If they read none (yes, it’s true: some students don’t crack their summer reading) but go online for a “study guide,” they will not find one. The book is not on many syllabi. They will find reviews, which tend to be better written than cheat sheets and may entice students to give the book a try. If they visit the anthology’s Amazon page, they will learn that customers who viewed Football also viewed Mark Edmundson’s Why Football Matters: My Education in the Game. Edmundson teaches English at the University of Virginia. See, freshers? We’re not necessarily nothing like you.

In the fall, on campus, students would have the opportunity to meet others who chose their book. The result might be a number of small, true communities. Picture a conversation taking place in 30 years: “How did you two meet?” “We were the only two freshmen who finished the first volume of In Search of Lost Time.” (In my experience, one-book programs also build community, but the result is not always pretty. I once watched an auditorium of first years cheer when a summer reading author, on campus for an interview, said, “I’m so sorry you had to read my novel,” and last year a student advised me that he and his friends had come together over their beach book and burned it.)

Faculty, too, would choose what to read; they would not have to grin and bear books they disesteem. We -- all of us -- might stun one another, as well as ourselves, with our selections. I know that I would greatly enjoy being wrong in my predictions of who would choose what. First, though, we -- all of us -- write, and not mainly to prove we read.

Possible prompts: What would you say about this book to someone who hasn’t read it? To someone who has? What most surprised you about it? What, if you were the editor, would you change?

“You Read Your Book and I’ll Read Mine” would cost less than common-reading programs, because the college would provide only titles and online samples. Students would obtain their own books, just as they do for classes. Secondhand copies of the two I’ve named are available quite inexpensively, though the school should emphasize the advantages of visiting the library before or in lieu of buying or illegally downloading. (I say this even though I recognize that public libraries are not created equal. My own, serving an upstate New York town of 27,000, has better hours than Detroit’s.) The school should also emphasize both the program’s seriousness and its rationale, encouraging first years to see self-determined reading as a habit of the educated person.

If all of this seems ludicrously utopian -- “You expect students to select, obtain and read a book on their own, in summer?” -- then maybe freshman orientation ought to include some role-playing exercises in autonomy. If, however, my experiment seems pitched too low for today’s students, I will disagree.
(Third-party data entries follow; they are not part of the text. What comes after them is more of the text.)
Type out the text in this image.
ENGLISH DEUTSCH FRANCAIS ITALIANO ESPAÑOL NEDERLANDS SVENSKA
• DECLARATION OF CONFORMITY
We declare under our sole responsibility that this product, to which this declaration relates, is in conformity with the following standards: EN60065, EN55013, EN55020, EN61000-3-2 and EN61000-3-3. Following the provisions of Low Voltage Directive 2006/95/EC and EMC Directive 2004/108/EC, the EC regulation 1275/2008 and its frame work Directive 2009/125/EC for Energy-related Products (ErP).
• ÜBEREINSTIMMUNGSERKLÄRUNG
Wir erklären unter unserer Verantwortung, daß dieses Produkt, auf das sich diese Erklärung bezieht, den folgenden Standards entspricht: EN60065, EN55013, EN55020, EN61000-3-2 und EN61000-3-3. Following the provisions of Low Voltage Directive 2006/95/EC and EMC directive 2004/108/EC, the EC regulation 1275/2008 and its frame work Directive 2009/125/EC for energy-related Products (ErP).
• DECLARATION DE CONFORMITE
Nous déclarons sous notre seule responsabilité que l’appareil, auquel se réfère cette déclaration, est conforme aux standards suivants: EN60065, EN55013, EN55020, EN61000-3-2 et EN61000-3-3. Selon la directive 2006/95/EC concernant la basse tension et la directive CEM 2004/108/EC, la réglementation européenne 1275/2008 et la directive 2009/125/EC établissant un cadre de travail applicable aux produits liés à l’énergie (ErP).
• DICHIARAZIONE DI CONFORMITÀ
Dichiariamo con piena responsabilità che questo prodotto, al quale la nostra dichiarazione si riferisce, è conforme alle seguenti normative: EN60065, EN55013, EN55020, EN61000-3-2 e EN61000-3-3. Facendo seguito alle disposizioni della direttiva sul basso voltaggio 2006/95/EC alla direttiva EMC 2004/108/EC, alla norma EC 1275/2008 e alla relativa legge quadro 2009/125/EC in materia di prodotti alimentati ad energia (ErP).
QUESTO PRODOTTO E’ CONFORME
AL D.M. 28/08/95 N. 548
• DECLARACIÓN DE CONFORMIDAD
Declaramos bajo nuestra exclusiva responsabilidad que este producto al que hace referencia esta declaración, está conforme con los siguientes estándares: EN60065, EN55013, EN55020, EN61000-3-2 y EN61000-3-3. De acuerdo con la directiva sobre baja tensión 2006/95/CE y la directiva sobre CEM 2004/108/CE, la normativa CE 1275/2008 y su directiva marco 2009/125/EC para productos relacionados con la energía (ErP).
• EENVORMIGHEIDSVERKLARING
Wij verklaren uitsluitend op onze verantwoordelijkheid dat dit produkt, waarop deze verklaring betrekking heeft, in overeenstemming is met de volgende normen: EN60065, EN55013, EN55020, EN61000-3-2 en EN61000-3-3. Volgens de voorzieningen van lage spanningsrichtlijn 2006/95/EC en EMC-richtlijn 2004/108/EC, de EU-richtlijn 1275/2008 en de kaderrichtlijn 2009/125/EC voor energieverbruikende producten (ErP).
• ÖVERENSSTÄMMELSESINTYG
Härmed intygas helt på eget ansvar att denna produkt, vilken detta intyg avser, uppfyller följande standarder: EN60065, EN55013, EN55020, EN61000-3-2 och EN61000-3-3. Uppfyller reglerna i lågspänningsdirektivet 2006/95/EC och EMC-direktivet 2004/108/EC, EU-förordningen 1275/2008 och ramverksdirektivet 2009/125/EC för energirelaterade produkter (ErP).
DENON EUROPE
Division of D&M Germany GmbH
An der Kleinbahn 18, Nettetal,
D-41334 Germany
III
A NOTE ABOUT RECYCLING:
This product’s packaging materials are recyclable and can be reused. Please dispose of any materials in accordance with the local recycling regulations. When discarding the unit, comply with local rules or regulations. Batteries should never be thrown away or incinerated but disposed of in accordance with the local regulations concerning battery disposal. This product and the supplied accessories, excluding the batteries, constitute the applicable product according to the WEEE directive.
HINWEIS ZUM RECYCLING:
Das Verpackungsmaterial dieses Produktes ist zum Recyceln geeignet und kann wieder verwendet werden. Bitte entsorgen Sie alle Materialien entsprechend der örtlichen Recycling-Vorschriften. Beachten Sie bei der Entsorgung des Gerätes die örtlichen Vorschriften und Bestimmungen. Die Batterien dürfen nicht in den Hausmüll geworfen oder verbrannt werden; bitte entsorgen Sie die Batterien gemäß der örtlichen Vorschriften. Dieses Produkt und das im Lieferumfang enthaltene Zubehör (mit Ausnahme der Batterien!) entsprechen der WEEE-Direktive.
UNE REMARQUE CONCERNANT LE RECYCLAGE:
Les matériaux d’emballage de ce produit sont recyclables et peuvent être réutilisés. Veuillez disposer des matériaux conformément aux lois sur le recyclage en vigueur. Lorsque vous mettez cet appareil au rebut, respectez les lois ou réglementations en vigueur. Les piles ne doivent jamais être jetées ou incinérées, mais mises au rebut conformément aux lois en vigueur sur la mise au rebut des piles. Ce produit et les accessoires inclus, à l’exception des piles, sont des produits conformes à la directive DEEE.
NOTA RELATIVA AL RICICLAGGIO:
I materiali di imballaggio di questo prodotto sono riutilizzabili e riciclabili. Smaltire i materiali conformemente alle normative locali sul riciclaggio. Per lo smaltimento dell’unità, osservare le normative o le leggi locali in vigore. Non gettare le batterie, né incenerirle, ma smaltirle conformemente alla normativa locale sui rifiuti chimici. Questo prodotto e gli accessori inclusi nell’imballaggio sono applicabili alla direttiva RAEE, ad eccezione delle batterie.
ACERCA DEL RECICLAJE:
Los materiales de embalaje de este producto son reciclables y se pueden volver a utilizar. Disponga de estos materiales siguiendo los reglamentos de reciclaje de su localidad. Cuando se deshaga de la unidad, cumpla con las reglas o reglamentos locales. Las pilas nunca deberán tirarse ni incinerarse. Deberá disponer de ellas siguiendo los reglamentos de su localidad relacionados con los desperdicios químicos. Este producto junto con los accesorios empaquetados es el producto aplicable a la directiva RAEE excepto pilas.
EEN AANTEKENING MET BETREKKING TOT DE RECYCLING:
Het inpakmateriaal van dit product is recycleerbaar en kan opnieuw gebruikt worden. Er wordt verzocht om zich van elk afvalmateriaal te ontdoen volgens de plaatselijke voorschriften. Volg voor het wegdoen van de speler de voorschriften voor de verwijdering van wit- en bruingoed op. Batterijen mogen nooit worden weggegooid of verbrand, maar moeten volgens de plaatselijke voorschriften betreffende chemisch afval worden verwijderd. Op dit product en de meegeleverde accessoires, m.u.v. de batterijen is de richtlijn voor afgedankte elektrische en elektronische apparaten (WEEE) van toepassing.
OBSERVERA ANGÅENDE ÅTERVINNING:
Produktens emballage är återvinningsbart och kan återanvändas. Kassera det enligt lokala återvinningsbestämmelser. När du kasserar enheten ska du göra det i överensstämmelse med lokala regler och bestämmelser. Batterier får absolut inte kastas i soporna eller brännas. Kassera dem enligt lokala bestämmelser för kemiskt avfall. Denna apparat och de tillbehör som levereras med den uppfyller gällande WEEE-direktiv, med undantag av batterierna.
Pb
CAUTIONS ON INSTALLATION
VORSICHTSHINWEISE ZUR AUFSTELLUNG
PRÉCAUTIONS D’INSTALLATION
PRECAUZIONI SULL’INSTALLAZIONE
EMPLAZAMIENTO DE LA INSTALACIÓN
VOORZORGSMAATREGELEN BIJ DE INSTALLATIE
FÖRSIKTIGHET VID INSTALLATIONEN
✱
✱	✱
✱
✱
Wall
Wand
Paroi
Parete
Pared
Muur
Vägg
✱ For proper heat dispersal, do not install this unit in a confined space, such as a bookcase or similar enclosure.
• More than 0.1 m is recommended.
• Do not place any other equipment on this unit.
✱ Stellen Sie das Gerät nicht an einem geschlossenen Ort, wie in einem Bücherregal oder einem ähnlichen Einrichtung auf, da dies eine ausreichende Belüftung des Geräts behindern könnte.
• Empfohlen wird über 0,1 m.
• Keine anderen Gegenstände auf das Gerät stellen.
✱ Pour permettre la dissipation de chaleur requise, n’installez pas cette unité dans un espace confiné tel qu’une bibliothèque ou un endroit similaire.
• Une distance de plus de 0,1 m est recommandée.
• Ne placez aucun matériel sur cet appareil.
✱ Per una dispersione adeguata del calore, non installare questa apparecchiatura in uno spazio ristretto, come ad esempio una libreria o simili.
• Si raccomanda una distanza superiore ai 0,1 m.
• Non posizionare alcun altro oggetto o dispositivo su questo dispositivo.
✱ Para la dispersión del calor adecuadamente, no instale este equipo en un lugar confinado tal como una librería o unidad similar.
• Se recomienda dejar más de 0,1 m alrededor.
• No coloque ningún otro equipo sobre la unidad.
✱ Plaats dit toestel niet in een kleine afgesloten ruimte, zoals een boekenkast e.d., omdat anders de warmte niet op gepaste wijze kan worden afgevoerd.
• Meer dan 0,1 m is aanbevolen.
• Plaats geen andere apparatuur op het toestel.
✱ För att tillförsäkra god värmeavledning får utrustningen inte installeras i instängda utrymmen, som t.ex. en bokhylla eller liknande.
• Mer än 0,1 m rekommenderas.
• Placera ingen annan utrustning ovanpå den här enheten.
One reads a lot in the conservative press about “book virgins,” students who have never read anything all the way through for pleasure.

But I hear about such students all the time from teachers who are not conservatives. “How any liberal arts college might combat the sudden, and very shocking, decline in student literacy that is widespread in our culture, is a pressing question,” a no-nonsense professor of my acquaintance commented in an email discussion last year.

I see things as she does, but you don’t need to have perceived any kind of decline to nod along at what she said next: “What we all suspect is needed … is to ‘get students to read more books’ -- which is both ludicrously simple to articulate and appallingly complex to imagine making happen.” I’ve just imagined it. A young professor I met last year has another proposal: teach students to train as readers as if they were athletes. Professionalizing their reading, he calls this.

The approach mystifies me. Even if it didn’t, though, it seems to overlook something that no self-respecting jock ever would: to turn pro, you must first be a serious amateur.